Dans la soirée du samedi 25 avril, le dîner annuel des correspondants de la Maison-Blanche se tenait à l’hôtel Washington Hilton. Donald Trump y faisait sa première apparition, durant son premier mandat, il avait ignoré toutes les invitations. La soirée s’est terminée plus tôt que prévu : à 20h36, heure locale, un homme armé a fait irruption au poste de contrôle des Services secrets dans le hall de l’hôtel et a ouvert le feu sur les agents de sécurité. Trump et son épouse ont été immédiatement évacués. Le président est indemne.
L’assaillant a été plaqué au sol et menotté. Sur lui, les agents ont trouvé un fusil à pompe, un pistolet et plusieurs couteaux. Un agent des Services secrets a été blessé, heureusement, il portait un gilet pare-balles, et il a quitté l’hôpital dans la nuit même.
Ce qui s’est passé dans la salle
Les invités du dîner : journalistes, membres de l’administration, diplomates, étaient assis dans la salle de conférence au moment de la fusillade et n’ont pas entendu les coups de feu. Ils ont compris que quelque chose ne tournait pas rond seulement lorsque des agents armés ont soudainement fait irruption dans la salle. Tout le monde s’est précipité sous les tables.

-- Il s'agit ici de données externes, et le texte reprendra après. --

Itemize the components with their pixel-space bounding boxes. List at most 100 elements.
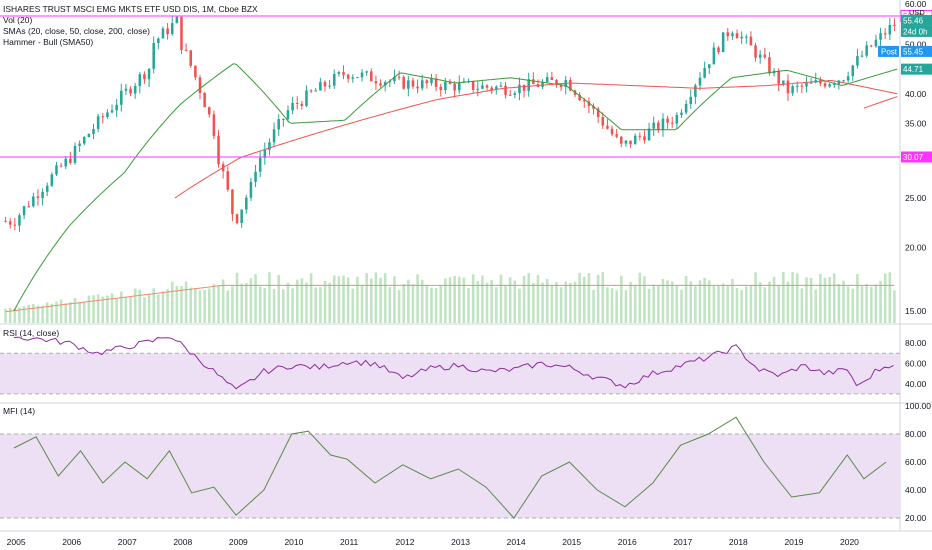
volume-bar (657, 285, 660, 323)
volume-bar (735, 287, 739, 323)
candle (721, 32, 725, 53)
bottom-level-tag-bg (901, 151, 932, 163)
volume-bar (874, 284, 878, 323)
candle (471, 81, 475, 90)
pattern-legend[interactable]: Hammer - Bull (SMA50) (3, 37, 94, 47)
x-tick-label: 2019 (784, 537, 803, 547)
candle (425, 80, 429, 84)
volume-bar (495, 287, 498, 323)
volume-bar (893, 290, 896, 323)
candle (638, 135, 642, 137)
volume-bar (481, 275, 484, 323)
countdown-tag: 24d 0h (903, 27, 927, 36)
candle (870, 45, 873, 47)
x-tick-label: 2018 (729, 537, 748, 547)
volume-bar (212, 284, 216, 323)
volume-bar (258, 286, 262, 323)
symbol-title: ISHARES TRUST MSCI EMG MKTS ETF USD DIS,… (3, 4, 258, 14)
candle (879, 33, 882, 40)
price-tick-label: 40.00 (905, 89, 927, 99)
volume-bar (490, 279, 493, 323)
candle (601, 117, 605, 126)
candle (624, 140, 628, 144)
volume-bar (731, 278, 734, 323)
candle (305, 90, 308, 106)
candle (152, 43, 155, 69)
volume-bar (879, 280, 882, 323)
volume-bar (263, 287, 267, 323)
candle (782, 80, 785, 84)
volume-bar (846, 286, 850, 323)
volume-bar (217, 285, 220, 323)
candle (120, 90, 123, 105)
candle (439, 86, 443, 90)
volume-bar (41, 305, 44, 323)
candle (370, 71, 373, 82)
volume-bar (13, 308, 17, 323)
x-tick-label: 2012 (396, 537, 415, 547)
volume-bar (661, 278, 665, 323)
volume-bar (332, 275, 336, 323)
rsi-tick-label: 80.00 (905, 338, 927, 348)
volume-bar (411, 284, 415, 323)
rsi-line (13, 336, 894, 390)
candle (64, 158, 68, 167)
candle (374, 81, 378, 84)
candle (184, 49, 188, 51)
mfi-tick-label: 40.00 (905, 485, 927, 495)
volume-legend[interactable]: Vol (20) (3, 15, 33, 25)
candle (647, 128, 651, 141)
x-tick-label: 2020 (840, 537, 859, 547)
candle (73, 145, 77, 163)
volume-bar (207, 288, 211, 323)
volume-bar (550, 285, 554, 323)
candle (518, 84, 521, 94)
candle (342, 72, 345, 75)
volume-bar (870, 286, 873, 323)
volume-bar (772, 276, 776, 323)
candle (504, 85, 507, 95)
volume-bar (754, 272, 757, 323)
candle (92, 128, 95, 135)
volume-bar (184, 281, 188, 323)
volume-bar (467, 288, 470, 323)
volume-bar (50, 303, 54, 323)
volume-bar (518, 288, 521, 323)
volume-ma-line (5, 284, 895, 313)
sma-legend[interactable]: SMAs (20, close, 50, close, 200, close) (3, 26, 150, 36)
volume-bar (601, 272, 605, 323)
candle (365, 71, 368, 73)
volume-bar (133, 288, 137, 323)
volume-bar (203, 290, 206, 323)
mfi-legend[interactable]: MFI (14) (3, 406, 36, 416)
candle (328, 85, 331, 87)
volume-bar (745, 286, 748, 323)
volume-bar (513, 280, 517, 323)
volume-bar (370, 278, 373, 323)
candle (402, 76, 405, 89)
volume-bar (555, 282, 558, 323)
volume-bar (198, 290, 202, 323)
candle (874, 39, 878, 47)
candle (212, 114, 216, 136)
x-tick-label: 2009 (229, 537, 248, 547)
volume-bar (532, 282, 535, 323)
candle (189, 50, 193, 66)
candle (319, 81, 322, 91)
volume-bar (504, 285, 507, 323)
price-candles[interactable] (4, 15, 896, 232)
volume-bar (337, 276, 341, 323)
volume-bar (36, 305, 40, 323)
volume-bar (606, 287, 609, 323)
volume-bar (434, 287, 438, 323)
sma-tag-bg (901, 63, 932, 75)
candle (495, 86, 498, 90)
candle (351, 77, 355, 79)
candle (314, 90, 318, 92)
rsi-legend[interactable]: RSI (14, close) (3, 328, 60, 338)
candle (430, 78, 433, 84)
candle (596, 108, 600, 118)
volume-bar (295, 279, 299, 323)
volume-bar (96, 294, 100, 323)
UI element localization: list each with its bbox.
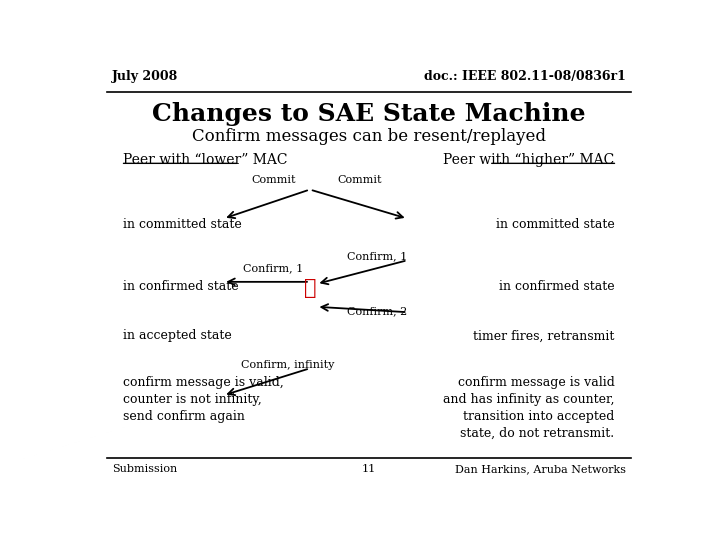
Text: Confirm messages can be resent/replayed: Confirm messages can be resent/replayed [192,128,546,145]
Text: Dan Harkins, Aruba Networks: Dan Harkins, Aruba Networks [455,464,626,474]
Text: Peer with “higher” MAC: Peer with “higher” MAC [444,153,615,167]
Text: confirm message is valid
and has infinity as counter,
transition into accepted
s: confirm message is valid and has infinit… [443,376,615,440]
Text: Confirm, 1: Confirm, 1 [347,251,407,261]
Text: July 2008: July 2008 [112,70,179,83]
Text: Submission: Submission [112,464,178,474]
Text: Confirm, 1: Confirm, 1 [243,264,304,274]
Text: Commit: Commit [251,175,296,185]
Text: doc.: IEEE 802.11-08/0836r1: doc.: IEEE 802.11-08/0836r1 [424,70,626,83]
Text: in confirmed state: in confirmed state [499,280,615,293]
Text: Commit: Commit [338,175,382,185]
Text: Confirm, 2: Confirm, 2 [347,306,407,316]
Text: Confirm, infinity: Confirm, infinity [241,360,334,370]
Text: ✗: ✗ [304,278,316,298]
Text: confirm message is valid,
counter is not infinity,
send confirm again: confirm message is valid, counter is not… [124,376,284,423]
Text: 11: 11 [362,464,376,474]
Text: in accepted state: in accepted state [124,329,233,342]
Text: in confirmed state: in confirmed state [124,280,239,293]
Text: Peer with “lower” MAC: Peer with “lower” MAC [124,153,288,167]
Text: in committed state: in committed state [496,218,615,231]
Text: Changes to SAE State Machine: Changes to SAE State Machine [152,102,586,126]
Text: timer fires, retransmit: timer fires, retransmit [473,329,615,342]
Text: in committed state: in committed state [124,218,242,231]
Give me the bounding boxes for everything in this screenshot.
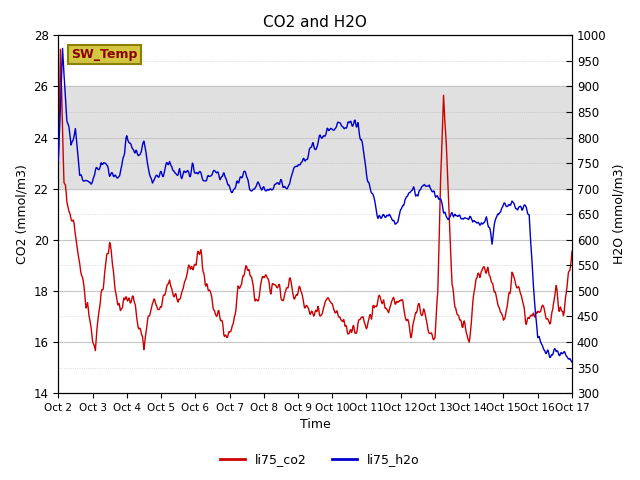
Legend: li75_co2, li75_h2o: li75_co2, li75_h2o [215, 448, 425, 471]
Bar [58, 86, 572, 189]
Y-axis label: CO2 (mmol/m3): CO2 (mmol/m3) [15, 164, 28, 264]
Y-axis label: H2O (mmol/m3): H2O (mmol/m3) [612, 164, 625, 264]
X-axis label: Time: Time [300, 419, 330, 432]
Title: CO2 and H2O: CO2 and H2O [263, 15, 367, 30]
Text: SW_Temp: SW_Temp [71, 48, 138, 61]
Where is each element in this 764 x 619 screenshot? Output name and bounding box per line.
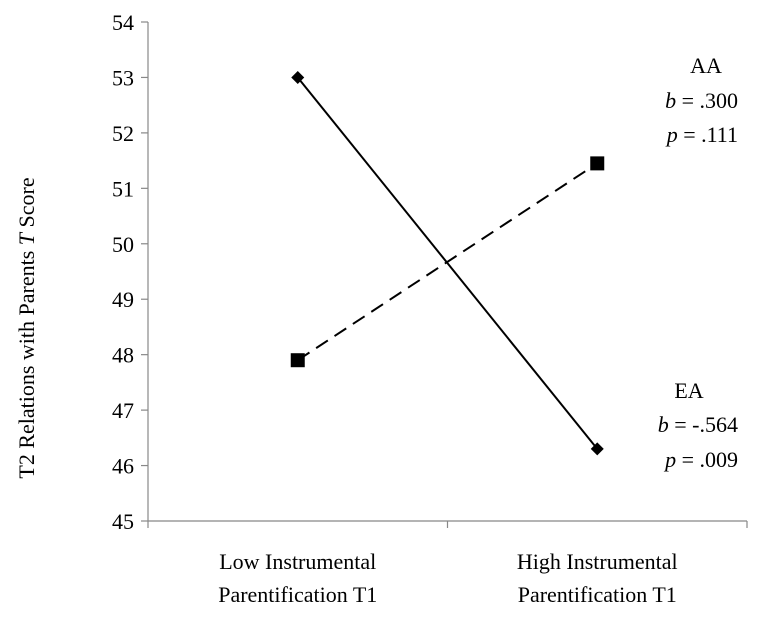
annotation-aa-p: p = .111 bbox=[665, 122, 738, 147]
y-tick-label: 54 bbox=[112, 10, 134, 35]
x-category-label: High Instrumental Parentification T1 bbox=[517, 549, 678, 607]
annotation-aa: AA b = .300 p = .111 bbox=[665, 53, 738, 147]
y-tick-label: 47 bbox=[112, 398, 134, 423]
annotation-aa-group: AA bbox=[690, 53, 722, 78]
annotation-ea-b: b = -.564 bbox=[658, 412, 738, 437]
y-tick-label: 45 bbox=[112, 509, 134, 534]
series-point-square bbox=[590, 156, 605, 171]
x-category-label: Low Instrumental Parentification T1 bbox=[218, 549, 377, 607]
series-group bbox=[290, 70, 605, 456]
annotation-ea-p: p = .009 bbox=[663, 447, 738, 472]
annotation-aa-b: b = .300 bbox=[665, 88, 738, 113]
series-point-square bbox=[290, 353, 305, 368]
series-line-1 bbox=[296, 76, 599, 450]
y-tick-labels: 45 46 47 48 49 50 51 52 53 54 bbox=[112, 10, 134, 534]
y-tick-label: 53 bbox=[112, 65, 134, 90]
y-tick-label: 52 bbox=[112, 121, 134, 146]
axes bbox=[141, 21, 748, 528]
y-tick-label: 50 bbox=[112, 232, 134, 257]
y-tick-label: 49 bbox=[112, 287, 134, 312]
series-point-diamond bbox=[291, 70, 305, 84]
y-tick-label: 51 bbox=[112, 176, 134, 201]
annotation-ea-group: EA bbox=[674, 378, 703, 403]
y-tick-label: 46 bbox=[112, 454, 134, 479]
annotation-ea: EA b = -.564 p = .009 bbox=[658, 378, 738, 472]
y-tick-label: 48 bbox=[112, 343, 134, 368]
series-line-2 bbox=[297, 162, 598, 362]
y-axis-label: T2 Relations with Parents T Score bbox=[14, 177, 39, 478]
x-category-labels: Low Instrumental Parentification T1 High I… bbox=[218, 549, 677, 607]
series-point-diamond bbox=[590, 442, 604, 456]
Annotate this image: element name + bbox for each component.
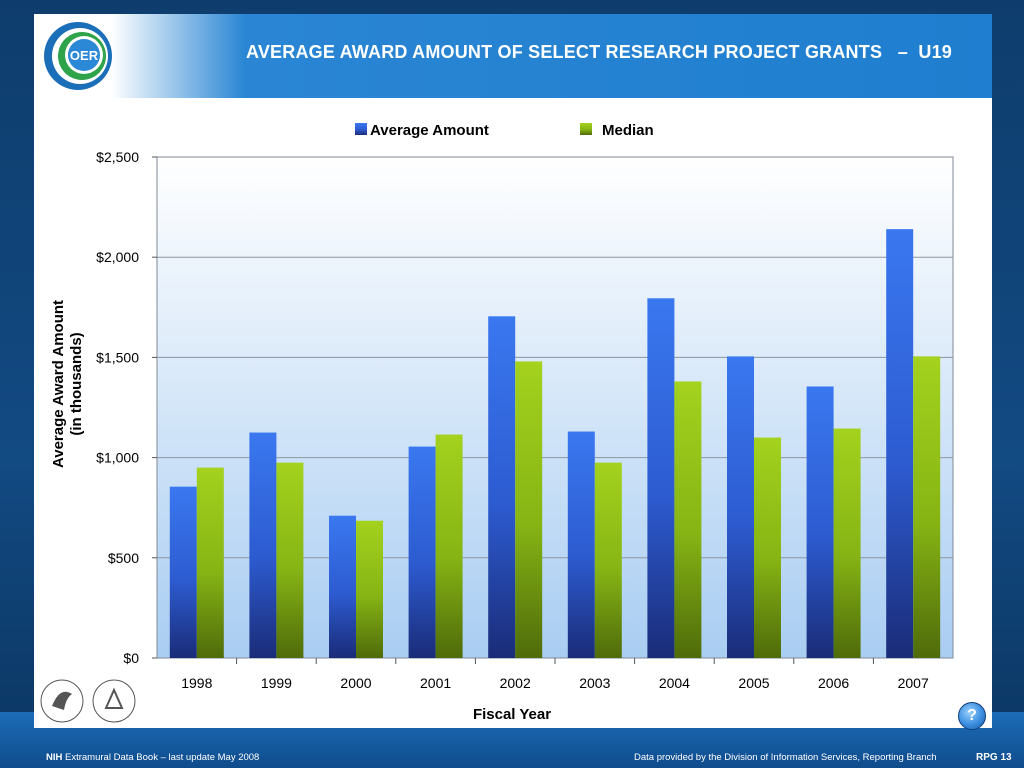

L’animateur de NBC Tom Llamas a raconté ensuite que Marco Rubio, assis à côté de lui, s’inquiétait pour sa femme et ne comprenait pas ce qui se passait : «Nous étions très près de Trump». Le correspondant de NBC Gabe Gutierrez a décrit la scène laconiquement : la soirée «s’est interrompue brusquement».
Qui a tiré
Les grands médias américains ont établi l’identité de l’assaillant — Cole Thomas Allen, 31 ans, originaire de Torrance, en Californie. Selon sa page LinkedIn, il avait obtenu une licence en génie mécanique au California Institute of Technology, puis un master en informatique en 2025. Il avait travaillé comme ingénieur, avant de devenir développeur indépendant de jeux vidéo et de donner des cours particuliers. Une ancienne camarade de lycée le décrivait comme «presque un génie» et «quelqu’un de très posé».
Allen n’avait aucun antécédent judiciaire et n’était pas dans le viseur des autorités. Il était vraisemblablement un client de l’hôtel. Lors de son interrogatoire, il a déclaré vouloir tuer «des représentants de l’administration», sans mentionner Trump lui-même parmi ses cibles. La procureure de Washington Jeanine Pirro a annoncé qu’Allen était inculpé pour usage d’arme à feu lors d’un crime violent et agression d’un agent fédéral avec une arme dangereuse. Il doit comparaître devant un tribunal fédéral le 27 avril.
Une coïncidence historique
Le Washington Hilton n’est pas une adresse anodine pour ce genre d’événement. C’est précisément là qu’en 1981 a eu lieu la tentative d’assassinat de Ronald Reagan : alors que le président sortait de l’hôtel pour rejoindre sa voiture, John Hinckley lui a tiré dessus à plusieurs reprises. Reagan a été blessé au poumon et a passé douze jours à l’hôpital. Son attaché de presse James Brady a reçu une grave blessure au cerveau et est resté invalide jusqu’à sa mort. Hinckley a été déclaré irresponsable et n’a été libéré qu’en 2016.
Ce que dit Trump
Lors d’une conférence de presse d’urgence, le président a félicité les Services secrets pour leur «temps de réaction incroyable» et dit qu’il avait «désespérément voulu rester» pour continuer le dîner, mais que la sécurité avait insisté pour l’évacuer. Il a indiqué avoir personnellement parlé à l’agent blessé : celui-ci était «en excellente forme et de très bonne humeur».
Sur le moment précis de l’incident, Trump a été d’une franchise désarmante : «J’ai entendu un bruit et j’ai cru que c’était un plateau. Je pense que Melania a tout de suite compris ce qui s’était passé. Elle disait : « C’est un mauvais bruit »».
Sur Truth Social, le président a qualifié la soirée d’«extraordinaire» et a publié des images de vidéosurveillance, on y voit sept agents dégainer leurs armes et se lancer à la poursuite de l’assaillant. C’est la deuxième tentative d’assassinat contre Trump en moins d’un an : à l’été 2024, il avait été touché à l’oreille lors d’un meeting en Pennsylvanie. Il a plaisanté en disant que, s’il avait su à l’avance quels risques l’attendaient, il ne se serait peut-être pas présenté.
Trump a promis d’organiser un nouveau dîner avec les journalistes dans un délai de trente jours : «Je ne veux pas que ces gens terribles changent les fondements mêmes de notre vie».